しかし、OpenMetrics 公開形式は、Prometheus とプルベースのユースケース向けに最適化/簡素化された形式として維持・開発していく予定です。
デルタ時間性
OpenTelemetry プロジェクトは、オブザーバビリティエコシステムでいくつかのユースケースを持つデルタ時間性もサポートしています。

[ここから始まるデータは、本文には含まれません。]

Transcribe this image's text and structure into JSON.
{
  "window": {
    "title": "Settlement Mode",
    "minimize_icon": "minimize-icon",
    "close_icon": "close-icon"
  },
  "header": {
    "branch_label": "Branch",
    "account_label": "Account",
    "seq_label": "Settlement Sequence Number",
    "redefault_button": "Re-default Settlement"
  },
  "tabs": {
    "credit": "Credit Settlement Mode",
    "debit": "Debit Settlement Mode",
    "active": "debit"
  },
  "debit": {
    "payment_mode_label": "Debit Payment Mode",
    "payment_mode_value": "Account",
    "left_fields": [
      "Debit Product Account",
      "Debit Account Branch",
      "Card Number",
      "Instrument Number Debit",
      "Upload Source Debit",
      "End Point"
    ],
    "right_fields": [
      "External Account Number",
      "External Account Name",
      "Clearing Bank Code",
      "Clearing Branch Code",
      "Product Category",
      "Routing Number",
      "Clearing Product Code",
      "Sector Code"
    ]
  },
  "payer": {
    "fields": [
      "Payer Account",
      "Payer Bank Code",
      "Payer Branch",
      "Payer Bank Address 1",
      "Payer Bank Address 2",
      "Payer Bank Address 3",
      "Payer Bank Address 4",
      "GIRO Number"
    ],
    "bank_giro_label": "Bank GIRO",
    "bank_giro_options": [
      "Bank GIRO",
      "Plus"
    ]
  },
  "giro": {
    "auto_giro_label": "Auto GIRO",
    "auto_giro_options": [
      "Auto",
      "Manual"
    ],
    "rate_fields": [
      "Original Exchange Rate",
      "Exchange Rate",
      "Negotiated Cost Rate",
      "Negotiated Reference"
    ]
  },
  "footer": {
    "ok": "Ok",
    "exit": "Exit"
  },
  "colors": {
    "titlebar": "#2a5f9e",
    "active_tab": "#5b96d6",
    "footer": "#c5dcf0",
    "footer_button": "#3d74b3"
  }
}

多くの Prometheus ユーザーが、さまざまな理由で statsd を実行し、statsd_exporter を使用しています。
私たちは Prometheus サーバーで OpenTelemetry のデルタ時間性をサポートしたいと考えており、その実現に向けて取り組んでいます。
コントリビューション募集!
ご覧の通り、Prometheus には多くの新しくエキサイティングな機能が登場します!オブザーバビリティに関する最も重要なオープンソースプロジェクトの2つが交わる分野での作業に挑戦的で興味深いと感じられるなら、ぜひご参加いただきたいです!
今年はガバナンスの変更も進行中で、メンテナーになるプロセスがこれまで以上に簡単になります!Prometheus に影響を与えたいと思ったことがあるなら、今が始める絶好の機会です。
私たちの最初の焦点は常に、上記すべての作業をどのように組織しているかについて、可能な限りオープンで透明であることでした。これにより、皆様も貢献できます。私たちは、このイニシアチブをサポートし、これらの機能の実装を支援してくれるコントリビューターを探しています。Prometheus 3.0 公開ボード と Prometheus OTel サポートマイルストーン をチェックして、機能開発の進捗状況と、貢献できる方法を確認してください。
結論
提案された変更の中には、大規模で侵襲的なもの、または Prometheus の元のデータモデルからの根本的な逸脱を含むものもあります。しかし、Prometheus 3.0 で大きな破壊的変更がなく、ほとんどのユーザーが影響なくアップグレードできるように、これらの変更を段階的に導入する予定です。
Prometheus のこの新しい章に乗り出すことを楽しみにしています。提案された変更に関するフィードバックをお待ちしております。